Morton Arboretum turns back natural clock to return woodlands to savanna
January 13, 2009
Scientists use U.S. Public Land Surveys in an attempt to restore the habitat of Morton Arboretum's East Woods to what it had been before European settlers cut it down and plowed it under.
Staff, volunteers research history of land, remove invasive species
By William Mullen | Tribune reporter
January 12, 2009
Generations of scientists from the Morton Arboretum have investigated forest and woodland plants across the globe, bringing back thousands of trees, shrubs and other plants to study and grow on 1,700 acres in Lisle.
But for all their knowledge of far-flung ecosystems, the arboretum's scientists had never looked very deeply at the one that used to dominate their own property-the one that thrived before European settlers cut it down and plowed it under.

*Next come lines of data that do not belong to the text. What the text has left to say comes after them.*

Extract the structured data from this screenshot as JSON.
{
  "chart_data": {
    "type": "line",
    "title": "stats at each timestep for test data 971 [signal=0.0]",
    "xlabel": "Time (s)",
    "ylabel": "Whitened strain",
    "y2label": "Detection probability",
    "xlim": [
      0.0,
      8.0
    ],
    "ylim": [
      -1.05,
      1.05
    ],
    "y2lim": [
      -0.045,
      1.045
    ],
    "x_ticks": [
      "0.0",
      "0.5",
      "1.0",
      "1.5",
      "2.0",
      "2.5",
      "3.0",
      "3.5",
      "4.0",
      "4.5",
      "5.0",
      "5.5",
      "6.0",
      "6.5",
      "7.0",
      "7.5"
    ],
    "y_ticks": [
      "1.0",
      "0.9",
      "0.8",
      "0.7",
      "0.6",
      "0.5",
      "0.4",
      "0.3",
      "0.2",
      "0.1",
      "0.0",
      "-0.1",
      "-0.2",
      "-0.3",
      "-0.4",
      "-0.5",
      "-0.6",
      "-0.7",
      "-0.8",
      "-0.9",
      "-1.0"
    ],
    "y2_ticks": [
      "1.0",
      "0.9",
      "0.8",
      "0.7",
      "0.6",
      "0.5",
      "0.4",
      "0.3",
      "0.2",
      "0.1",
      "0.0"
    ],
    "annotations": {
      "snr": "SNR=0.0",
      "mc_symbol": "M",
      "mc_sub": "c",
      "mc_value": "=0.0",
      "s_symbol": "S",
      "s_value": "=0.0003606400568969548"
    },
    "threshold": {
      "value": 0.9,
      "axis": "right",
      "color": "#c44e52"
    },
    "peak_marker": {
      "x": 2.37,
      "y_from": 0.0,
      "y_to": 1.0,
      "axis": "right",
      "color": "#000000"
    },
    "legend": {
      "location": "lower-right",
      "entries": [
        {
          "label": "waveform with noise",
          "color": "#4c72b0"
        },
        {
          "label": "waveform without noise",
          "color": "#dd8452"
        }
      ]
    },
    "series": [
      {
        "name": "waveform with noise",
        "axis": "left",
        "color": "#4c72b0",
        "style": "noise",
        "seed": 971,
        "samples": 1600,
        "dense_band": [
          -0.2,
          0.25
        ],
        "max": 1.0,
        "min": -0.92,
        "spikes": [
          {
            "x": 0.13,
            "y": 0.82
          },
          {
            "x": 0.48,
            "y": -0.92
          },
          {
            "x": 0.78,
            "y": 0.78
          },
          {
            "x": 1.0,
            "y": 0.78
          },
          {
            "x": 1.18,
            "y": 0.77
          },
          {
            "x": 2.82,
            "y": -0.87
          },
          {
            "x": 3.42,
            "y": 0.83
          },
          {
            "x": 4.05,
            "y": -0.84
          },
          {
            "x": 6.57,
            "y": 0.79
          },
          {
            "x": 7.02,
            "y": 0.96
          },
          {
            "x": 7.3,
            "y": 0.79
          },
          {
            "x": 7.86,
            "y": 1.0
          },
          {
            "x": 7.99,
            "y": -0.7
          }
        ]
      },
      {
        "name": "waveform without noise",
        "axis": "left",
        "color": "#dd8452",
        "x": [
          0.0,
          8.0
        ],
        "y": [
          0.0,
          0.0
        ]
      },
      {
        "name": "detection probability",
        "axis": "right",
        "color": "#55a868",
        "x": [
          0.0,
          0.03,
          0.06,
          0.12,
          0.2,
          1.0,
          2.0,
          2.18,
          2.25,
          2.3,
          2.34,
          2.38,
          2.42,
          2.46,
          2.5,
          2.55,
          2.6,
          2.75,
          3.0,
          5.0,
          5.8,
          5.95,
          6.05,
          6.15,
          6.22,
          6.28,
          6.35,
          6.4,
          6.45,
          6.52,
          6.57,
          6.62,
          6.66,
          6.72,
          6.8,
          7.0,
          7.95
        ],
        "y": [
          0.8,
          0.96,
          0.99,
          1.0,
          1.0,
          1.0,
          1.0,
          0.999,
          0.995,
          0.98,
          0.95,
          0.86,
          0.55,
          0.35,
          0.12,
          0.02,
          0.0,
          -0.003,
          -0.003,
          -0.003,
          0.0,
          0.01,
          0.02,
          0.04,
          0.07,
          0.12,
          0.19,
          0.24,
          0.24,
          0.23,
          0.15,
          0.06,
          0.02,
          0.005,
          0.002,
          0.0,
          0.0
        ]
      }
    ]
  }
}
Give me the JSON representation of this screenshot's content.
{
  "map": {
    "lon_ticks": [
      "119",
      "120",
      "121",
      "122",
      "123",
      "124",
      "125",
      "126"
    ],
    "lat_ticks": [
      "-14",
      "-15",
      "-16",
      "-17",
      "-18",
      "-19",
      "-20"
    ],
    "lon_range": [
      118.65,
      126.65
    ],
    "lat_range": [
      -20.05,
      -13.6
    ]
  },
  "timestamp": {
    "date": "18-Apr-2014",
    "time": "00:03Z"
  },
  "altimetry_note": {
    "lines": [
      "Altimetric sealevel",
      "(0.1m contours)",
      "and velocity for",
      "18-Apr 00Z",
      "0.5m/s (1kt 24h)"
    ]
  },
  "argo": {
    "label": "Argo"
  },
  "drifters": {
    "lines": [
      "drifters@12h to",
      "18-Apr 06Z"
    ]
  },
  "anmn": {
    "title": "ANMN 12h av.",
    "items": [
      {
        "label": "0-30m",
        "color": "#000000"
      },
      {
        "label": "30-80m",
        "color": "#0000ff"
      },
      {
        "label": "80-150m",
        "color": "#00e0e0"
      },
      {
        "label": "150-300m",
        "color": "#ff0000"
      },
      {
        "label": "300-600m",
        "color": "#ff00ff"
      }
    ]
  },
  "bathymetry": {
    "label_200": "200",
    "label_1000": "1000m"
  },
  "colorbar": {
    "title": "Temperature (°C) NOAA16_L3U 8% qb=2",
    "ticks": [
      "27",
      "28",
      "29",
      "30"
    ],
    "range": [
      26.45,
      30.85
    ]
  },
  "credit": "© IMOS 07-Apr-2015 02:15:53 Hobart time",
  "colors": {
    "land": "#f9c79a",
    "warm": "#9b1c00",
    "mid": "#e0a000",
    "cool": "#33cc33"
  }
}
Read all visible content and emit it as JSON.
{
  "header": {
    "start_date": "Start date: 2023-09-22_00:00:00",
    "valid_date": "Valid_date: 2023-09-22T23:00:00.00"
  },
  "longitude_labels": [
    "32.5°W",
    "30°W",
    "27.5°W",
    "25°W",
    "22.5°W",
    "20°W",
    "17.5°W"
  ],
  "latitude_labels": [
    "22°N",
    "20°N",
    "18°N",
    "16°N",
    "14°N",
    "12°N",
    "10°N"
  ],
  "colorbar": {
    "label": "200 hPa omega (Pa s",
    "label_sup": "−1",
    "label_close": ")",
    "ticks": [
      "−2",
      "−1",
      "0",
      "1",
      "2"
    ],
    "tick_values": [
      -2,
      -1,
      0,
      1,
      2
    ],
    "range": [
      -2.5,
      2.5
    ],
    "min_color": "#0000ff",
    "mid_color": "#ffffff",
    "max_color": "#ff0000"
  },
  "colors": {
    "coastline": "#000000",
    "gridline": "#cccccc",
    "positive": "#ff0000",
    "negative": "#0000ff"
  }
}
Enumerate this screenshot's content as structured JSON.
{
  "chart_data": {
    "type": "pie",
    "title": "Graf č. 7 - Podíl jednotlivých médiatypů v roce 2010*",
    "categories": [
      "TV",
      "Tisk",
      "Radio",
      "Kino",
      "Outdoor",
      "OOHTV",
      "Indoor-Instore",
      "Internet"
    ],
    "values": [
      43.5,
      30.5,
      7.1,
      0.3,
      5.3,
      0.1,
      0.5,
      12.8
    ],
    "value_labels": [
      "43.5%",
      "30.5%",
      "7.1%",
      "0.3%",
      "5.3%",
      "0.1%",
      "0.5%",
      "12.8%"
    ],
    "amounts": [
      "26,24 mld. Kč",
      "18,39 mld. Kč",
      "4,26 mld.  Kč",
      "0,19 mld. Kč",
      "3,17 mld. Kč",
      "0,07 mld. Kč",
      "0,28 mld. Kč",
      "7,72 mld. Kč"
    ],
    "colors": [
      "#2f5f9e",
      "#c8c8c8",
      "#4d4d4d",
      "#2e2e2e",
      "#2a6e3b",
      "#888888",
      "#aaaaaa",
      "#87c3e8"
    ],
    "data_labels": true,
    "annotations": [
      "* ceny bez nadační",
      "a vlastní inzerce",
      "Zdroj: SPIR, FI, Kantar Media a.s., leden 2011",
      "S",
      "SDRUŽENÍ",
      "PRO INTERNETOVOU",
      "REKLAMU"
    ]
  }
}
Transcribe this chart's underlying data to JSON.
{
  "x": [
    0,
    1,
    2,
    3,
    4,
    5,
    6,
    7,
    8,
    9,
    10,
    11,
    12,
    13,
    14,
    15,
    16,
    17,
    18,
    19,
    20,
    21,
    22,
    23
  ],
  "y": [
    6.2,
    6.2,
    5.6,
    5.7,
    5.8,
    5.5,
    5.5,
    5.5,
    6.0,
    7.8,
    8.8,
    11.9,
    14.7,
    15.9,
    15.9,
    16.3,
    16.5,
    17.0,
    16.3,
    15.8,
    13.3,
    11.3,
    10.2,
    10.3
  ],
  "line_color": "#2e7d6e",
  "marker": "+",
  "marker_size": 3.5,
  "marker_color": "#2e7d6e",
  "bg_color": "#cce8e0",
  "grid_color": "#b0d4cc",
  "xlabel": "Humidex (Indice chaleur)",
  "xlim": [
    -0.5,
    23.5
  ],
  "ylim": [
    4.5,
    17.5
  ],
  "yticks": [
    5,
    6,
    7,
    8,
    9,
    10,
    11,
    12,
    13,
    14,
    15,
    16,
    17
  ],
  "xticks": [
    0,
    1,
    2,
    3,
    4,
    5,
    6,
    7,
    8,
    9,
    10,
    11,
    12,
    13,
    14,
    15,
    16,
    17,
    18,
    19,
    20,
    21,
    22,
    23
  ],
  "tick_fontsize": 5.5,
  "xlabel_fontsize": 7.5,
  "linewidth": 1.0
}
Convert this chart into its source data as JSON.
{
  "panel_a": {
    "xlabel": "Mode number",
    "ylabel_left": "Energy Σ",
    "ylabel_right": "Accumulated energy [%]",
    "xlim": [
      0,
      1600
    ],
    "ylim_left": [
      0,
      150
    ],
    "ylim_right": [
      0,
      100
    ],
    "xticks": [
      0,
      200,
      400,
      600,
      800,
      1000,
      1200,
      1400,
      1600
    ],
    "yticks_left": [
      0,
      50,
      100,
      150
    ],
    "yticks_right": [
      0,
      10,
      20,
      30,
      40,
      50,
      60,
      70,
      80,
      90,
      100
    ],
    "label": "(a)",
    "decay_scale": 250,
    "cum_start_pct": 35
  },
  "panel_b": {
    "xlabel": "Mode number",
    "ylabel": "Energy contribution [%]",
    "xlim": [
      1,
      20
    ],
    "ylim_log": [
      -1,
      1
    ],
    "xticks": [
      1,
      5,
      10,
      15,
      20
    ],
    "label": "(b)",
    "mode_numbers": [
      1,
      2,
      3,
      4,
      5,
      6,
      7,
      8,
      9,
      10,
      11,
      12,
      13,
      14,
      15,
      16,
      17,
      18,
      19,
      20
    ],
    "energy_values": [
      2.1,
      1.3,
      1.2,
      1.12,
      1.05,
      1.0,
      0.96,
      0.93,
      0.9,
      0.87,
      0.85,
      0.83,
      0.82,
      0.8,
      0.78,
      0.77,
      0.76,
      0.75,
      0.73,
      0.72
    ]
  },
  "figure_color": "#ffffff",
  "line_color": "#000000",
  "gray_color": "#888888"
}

Now a team of scientists and volunteers is researching that vanished ecosystem and beginning to try to replicate it on a 60-acre demonstration plot in the arboretum's popular East Woods. Just two years in, they already are seeing long-dormant native plants rebounding in an area formerly choked with invasive species.
The team believes what they are gleaning from history and experimentation will be invaluable to land conservation efforts all over the upper Midwest, especially prairie savanna landscapes.
"In order to understand what we have, we need to understand what has been here in the past," said Kurt Dreisilker, Morton's manager of natural resources. "What happened here was not unique to the arboretum, so what we learn will be useful all over the region."